1964—Mods and Rockers Jailed After Riots
In Britain, scores of youths are jailed following a weekend of violent clashes between gangs of Mods and Rockers in Brighton and other south coast resorts. Mods listened to ska music and The Who, wore suits and rode Italian scooters, while Rockers listened to Elvis and Gene Vincent, and rode motorcycles. These differences triggered the violence.
May 17
1974—Police Raid SLA Headquarters
In the U.S., Los Angeles police raid the headquarters of the revolutionary group the Symbionese Liberation Army, resulting in the deaths of six members. The SLA had gained international notoriety by kidnapping nineteen-year old media heiress Patty Hearst from her Berkeley, California apartment, an act which precipitated her participation in an armed bank robbery.

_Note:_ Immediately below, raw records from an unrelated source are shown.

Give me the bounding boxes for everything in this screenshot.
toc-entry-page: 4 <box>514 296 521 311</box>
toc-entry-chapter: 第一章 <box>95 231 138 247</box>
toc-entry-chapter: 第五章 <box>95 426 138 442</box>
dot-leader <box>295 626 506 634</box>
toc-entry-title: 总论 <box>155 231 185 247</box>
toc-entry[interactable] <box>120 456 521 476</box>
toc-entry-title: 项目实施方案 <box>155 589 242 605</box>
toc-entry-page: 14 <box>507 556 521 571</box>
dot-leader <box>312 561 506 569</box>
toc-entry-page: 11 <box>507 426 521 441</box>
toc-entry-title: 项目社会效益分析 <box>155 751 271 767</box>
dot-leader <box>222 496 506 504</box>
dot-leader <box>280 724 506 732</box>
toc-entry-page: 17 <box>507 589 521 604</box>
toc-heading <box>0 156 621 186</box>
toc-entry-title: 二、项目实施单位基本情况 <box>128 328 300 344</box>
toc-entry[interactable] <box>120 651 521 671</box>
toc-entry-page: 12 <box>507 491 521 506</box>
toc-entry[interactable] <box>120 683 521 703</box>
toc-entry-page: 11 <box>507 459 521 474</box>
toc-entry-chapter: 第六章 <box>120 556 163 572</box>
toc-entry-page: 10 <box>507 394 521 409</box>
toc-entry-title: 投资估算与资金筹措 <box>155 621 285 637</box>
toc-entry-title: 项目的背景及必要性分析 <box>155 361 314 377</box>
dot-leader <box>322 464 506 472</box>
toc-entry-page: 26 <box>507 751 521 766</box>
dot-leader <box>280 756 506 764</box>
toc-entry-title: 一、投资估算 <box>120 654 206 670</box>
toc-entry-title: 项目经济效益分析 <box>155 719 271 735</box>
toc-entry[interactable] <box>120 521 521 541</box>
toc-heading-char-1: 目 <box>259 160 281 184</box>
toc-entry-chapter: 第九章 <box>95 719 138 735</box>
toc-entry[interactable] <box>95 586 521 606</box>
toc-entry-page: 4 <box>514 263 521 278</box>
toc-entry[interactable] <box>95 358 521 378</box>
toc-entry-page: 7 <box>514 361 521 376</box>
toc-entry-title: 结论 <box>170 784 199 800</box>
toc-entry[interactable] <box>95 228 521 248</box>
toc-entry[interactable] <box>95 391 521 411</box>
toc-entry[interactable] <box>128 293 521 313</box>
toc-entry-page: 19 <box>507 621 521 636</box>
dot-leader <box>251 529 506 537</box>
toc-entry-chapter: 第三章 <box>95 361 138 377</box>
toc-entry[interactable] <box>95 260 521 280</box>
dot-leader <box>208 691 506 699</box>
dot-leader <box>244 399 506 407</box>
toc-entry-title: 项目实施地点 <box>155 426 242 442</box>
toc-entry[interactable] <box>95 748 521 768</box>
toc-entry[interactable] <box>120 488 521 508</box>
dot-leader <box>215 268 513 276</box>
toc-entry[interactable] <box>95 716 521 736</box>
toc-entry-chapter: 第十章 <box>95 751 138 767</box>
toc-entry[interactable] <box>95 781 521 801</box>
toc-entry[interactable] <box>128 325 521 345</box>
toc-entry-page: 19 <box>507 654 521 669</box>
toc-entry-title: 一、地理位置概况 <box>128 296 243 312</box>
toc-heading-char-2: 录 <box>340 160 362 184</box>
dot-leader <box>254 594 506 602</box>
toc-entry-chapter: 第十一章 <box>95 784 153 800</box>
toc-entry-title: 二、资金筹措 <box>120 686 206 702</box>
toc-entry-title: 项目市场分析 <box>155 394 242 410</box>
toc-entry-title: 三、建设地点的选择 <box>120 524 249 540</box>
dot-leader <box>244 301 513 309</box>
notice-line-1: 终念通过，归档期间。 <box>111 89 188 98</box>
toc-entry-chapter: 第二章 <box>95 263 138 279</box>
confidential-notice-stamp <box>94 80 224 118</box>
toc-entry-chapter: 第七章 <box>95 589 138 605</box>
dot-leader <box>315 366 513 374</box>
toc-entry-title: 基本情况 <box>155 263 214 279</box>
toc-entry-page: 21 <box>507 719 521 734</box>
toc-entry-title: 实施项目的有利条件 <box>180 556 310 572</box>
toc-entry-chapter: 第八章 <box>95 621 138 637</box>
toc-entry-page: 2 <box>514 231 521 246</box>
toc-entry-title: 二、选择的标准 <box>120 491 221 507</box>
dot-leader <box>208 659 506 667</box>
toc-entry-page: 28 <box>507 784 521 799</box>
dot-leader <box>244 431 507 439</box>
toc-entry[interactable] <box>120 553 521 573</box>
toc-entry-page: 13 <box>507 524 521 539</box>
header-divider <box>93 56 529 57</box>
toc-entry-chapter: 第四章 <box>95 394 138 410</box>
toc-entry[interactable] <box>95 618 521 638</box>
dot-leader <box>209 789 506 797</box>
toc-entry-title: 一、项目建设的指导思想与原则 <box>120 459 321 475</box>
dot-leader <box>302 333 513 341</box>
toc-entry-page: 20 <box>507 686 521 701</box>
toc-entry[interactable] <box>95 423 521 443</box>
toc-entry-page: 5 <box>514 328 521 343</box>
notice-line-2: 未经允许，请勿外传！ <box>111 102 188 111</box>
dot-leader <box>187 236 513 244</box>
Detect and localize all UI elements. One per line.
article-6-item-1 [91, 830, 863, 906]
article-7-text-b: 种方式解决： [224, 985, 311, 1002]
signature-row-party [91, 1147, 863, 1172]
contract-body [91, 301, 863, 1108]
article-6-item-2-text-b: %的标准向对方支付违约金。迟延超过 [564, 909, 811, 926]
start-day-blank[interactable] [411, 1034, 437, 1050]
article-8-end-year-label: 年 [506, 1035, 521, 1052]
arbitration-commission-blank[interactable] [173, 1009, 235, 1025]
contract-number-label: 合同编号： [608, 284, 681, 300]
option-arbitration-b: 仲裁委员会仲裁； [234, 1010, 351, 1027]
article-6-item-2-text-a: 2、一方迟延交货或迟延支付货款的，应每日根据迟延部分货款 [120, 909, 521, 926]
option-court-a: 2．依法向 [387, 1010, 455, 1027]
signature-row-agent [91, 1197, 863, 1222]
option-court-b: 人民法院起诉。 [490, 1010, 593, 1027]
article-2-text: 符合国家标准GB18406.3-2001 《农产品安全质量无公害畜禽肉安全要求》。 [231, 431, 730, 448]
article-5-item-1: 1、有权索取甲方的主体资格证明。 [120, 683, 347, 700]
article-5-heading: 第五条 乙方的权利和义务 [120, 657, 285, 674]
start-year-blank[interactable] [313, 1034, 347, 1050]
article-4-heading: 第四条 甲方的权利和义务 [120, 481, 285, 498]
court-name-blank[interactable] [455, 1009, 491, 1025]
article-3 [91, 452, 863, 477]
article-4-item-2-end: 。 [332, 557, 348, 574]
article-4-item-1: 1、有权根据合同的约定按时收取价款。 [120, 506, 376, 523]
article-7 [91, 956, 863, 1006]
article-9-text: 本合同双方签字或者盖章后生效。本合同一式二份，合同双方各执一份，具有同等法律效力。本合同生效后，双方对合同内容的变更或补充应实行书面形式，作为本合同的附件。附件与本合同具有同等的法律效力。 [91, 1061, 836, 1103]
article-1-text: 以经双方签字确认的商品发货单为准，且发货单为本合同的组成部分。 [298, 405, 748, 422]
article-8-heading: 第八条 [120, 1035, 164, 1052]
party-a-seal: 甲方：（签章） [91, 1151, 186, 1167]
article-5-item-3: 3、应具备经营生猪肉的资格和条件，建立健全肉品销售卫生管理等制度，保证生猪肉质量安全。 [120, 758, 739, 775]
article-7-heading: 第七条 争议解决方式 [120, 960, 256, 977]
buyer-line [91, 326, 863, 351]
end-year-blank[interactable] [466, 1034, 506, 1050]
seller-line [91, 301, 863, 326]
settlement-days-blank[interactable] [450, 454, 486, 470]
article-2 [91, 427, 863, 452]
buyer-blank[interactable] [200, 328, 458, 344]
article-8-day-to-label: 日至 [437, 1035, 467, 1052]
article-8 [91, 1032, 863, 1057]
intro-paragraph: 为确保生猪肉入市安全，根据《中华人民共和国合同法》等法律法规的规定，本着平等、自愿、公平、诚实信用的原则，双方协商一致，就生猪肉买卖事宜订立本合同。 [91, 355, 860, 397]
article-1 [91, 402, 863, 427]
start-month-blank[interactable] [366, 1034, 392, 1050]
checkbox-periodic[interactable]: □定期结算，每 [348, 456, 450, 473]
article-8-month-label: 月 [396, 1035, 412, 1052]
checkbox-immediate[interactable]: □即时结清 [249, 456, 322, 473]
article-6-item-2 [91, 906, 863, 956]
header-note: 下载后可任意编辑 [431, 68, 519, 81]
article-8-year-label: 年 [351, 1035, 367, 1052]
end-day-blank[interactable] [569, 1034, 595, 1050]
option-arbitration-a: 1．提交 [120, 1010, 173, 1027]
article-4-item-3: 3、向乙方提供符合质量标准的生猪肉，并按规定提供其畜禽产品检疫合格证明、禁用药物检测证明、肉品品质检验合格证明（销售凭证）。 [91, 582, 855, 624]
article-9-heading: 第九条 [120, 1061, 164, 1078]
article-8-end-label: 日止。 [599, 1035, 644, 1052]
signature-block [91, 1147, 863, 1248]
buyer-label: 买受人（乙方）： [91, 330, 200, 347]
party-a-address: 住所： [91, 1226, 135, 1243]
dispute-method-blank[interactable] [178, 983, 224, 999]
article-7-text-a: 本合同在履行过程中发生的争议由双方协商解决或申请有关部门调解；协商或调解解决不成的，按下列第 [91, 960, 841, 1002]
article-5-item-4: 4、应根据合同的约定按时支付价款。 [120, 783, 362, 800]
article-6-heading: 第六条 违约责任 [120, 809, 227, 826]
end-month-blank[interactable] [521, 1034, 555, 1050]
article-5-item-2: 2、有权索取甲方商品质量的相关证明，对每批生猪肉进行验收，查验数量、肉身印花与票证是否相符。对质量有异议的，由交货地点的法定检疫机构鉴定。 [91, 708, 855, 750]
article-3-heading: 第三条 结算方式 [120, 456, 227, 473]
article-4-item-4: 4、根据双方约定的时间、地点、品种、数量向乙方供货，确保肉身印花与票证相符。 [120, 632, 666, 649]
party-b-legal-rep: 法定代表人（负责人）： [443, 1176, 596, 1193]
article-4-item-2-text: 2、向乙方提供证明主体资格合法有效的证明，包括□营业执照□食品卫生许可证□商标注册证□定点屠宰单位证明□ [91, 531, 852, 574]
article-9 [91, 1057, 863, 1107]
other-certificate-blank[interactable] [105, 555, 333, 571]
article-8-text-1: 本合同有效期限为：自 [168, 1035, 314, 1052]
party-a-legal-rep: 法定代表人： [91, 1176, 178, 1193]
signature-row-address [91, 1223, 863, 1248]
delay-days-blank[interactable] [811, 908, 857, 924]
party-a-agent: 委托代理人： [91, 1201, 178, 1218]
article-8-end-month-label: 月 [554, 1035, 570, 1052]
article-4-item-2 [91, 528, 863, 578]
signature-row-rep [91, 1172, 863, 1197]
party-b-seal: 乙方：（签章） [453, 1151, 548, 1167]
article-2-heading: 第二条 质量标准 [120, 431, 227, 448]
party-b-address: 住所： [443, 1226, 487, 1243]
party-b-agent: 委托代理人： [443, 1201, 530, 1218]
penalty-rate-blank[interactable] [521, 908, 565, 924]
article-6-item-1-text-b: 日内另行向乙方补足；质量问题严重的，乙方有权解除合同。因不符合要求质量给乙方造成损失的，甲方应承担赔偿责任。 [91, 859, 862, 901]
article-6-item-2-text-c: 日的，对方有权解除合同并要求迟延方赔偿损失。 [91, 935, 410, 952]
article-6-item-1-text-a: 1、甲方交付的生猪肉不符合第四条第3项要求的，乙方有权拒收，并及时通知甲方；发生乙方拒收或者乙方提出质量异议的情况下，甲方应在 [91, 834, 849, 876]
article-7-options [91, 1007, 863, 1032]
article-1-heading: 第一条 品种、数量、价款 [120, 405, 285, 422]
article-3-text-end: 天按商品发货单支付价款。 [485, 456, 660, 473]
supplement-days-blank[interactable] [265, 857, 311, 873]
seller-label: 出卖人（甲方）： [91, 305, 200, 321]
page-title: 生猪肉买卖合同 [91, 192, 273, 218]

1978—Charlie Chaplin's Missing Body Is Found
Eleven weeks after it was disinterred and stolen from a grave in Corsier near Lausanne, Switzerland, Charlie Chaplin's corpse is found by police. Two men—Roman Wardas, a 24-year-old Pole, and Gantscho Ganev, a 38-year-old Bulgarian—are convicted in December of stealing the coffin and trying to extort £400,000 from the Chaplin family.
May 16
1918—U.S. Congress Passes the Sedition Act
In the U.S., Congress passes a set of amendments to the Espionage Act called the Sedition Act, which makes "disloyal, profane, scurrilous, or abusive language" about the United States government, its flag, or its armed forces, as well as language that causes foreigners to view the American government or its institutions with contempt, an imprisonable offense. The Act specifically applies only during times of war, but later is pushed by politicians as a possible peacetime law, specifically to prevent political uprisings in African-American communities. But the Act is never extended and is repealed entirely in 1920.